HR-QoL is an important tool to determine whether different treatment actions are of any benefit for the patients. Wyrwich et al. evaluated the smallest amount on the SF-36 scale score that would show that a patient moved up or down one response level of the scale items. [25] The smallest points in a state change which represents the smallest amount that an SF-36 scale would change if a patient moved up or down one response level on only one of the SF-36 scale items are; PF 5 points, RH 6.25 points, BP 10 points, GH 5 points, VT 6.25 points, SF 12.5 points, RE 8.33 points and MH 5 points [25]. According to Wyrwich definition the CTR group moved up one response level in PF, RP, BP, VT, SF, RE and the BNP-guided group moved up in PF, RP, VT and MH. The responders moved up in RP, VT, MH and non responders in PF, RP VT and MH. There was no response down in any of the four groups (Table 2).

Table 2 The clinically important difference for each SF-36 scale to indicate that the patient moved up (+) or down (-) one response level on only one of the scale items [25] in BNP-guided group, CTR group, responders and non responders

The exact mechanisms behind the improvements in Hr-QoL are not easy to explain. However, support from health care professionals has been found to be an important factor influencing HF patients’ Hr-QoL [26]. Thus, all patients had scheduled visits at weeks 2, 6, 10, 16, 24, 36, 48 and then every six months until the study end where they met the HF nurse/doctor at the HF clinic. This is more often than clinical routine in the Nordic countries. The mechanism that more use of health resources also influences the perceived Hr-QoL in HF patients has also been reported from primary health care [27, 28]. In the present study NP-guiding has been shown to improve the perceived Hr-QoL in patients with HF. As the perceived Hr-QoL is a complex mechanism other factors also influences the reported result, as seen in this study from the group with conventional HF- treatment where improvement of Hr-QoL was equally reported.

As the design of the present study does not permit the differentiation between effect of the NP-guiding, and the effect of contacts with the HF-professionals, we suggest further research in this important area. From the patient perspective increased Hr-QoL was reported, an important difference compared to what was expected. Therefore more research in this important area is suggested.

Study limitations

There are limitations to this study that need to be discussed; the relatively small size of the study population restricts the possibilities for drawing conclusions. The population consisted of a homogenous Caucasian population. Therefore it is not possible to draw conclusions about other populations; the age of the study population was high, why the obtained results might be difficult to apply to a general population with HF in the society.
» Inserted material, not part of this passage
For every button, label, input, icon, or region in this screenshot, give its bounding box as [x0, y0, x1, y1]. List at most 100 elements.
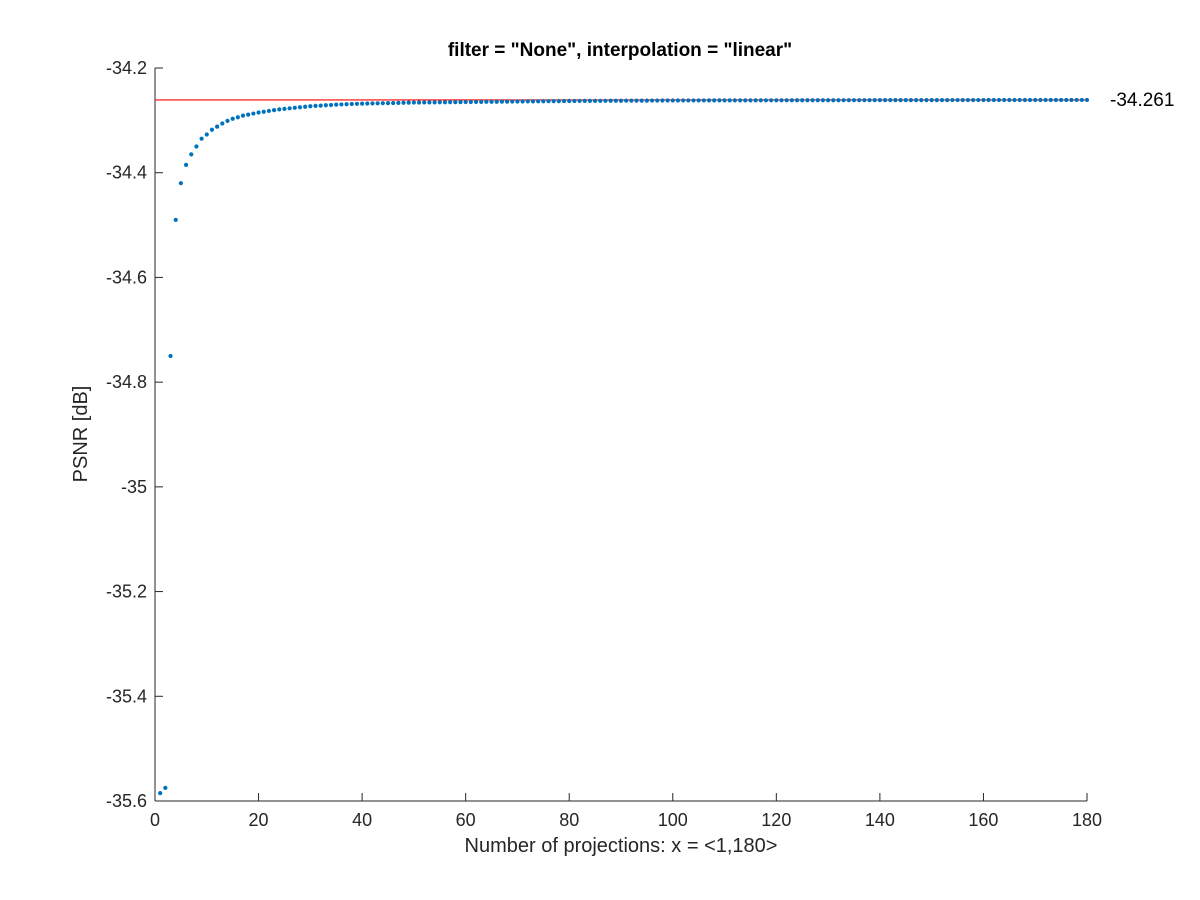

The Hr-QoL questionnaire was only filled out at study start and at study end this might influence the possibility to detect changes during the study. The use of a non-disease-specific quality-of-life instrument limits the interpretation of small changes in Hr-QoL.

Conclusion

Hr-QoL improved in several domains in both the NP-guided therapy group and the control group. Comparing the responder group to the non-responder group, the within group analyses showed improvements in four out of eight domains in the responder group compared to one out of eight domains in the non-responder group.

The perceived Hr-QoL is a complex mechanism that is influenced not only by the pharmacological treatment given, but also by the repeated contacts with health professionals. Both components positively influenced the Hr-QoL in the patients in this study. Therefore more research in perceived Hr-QoL and how to influence it is suggested.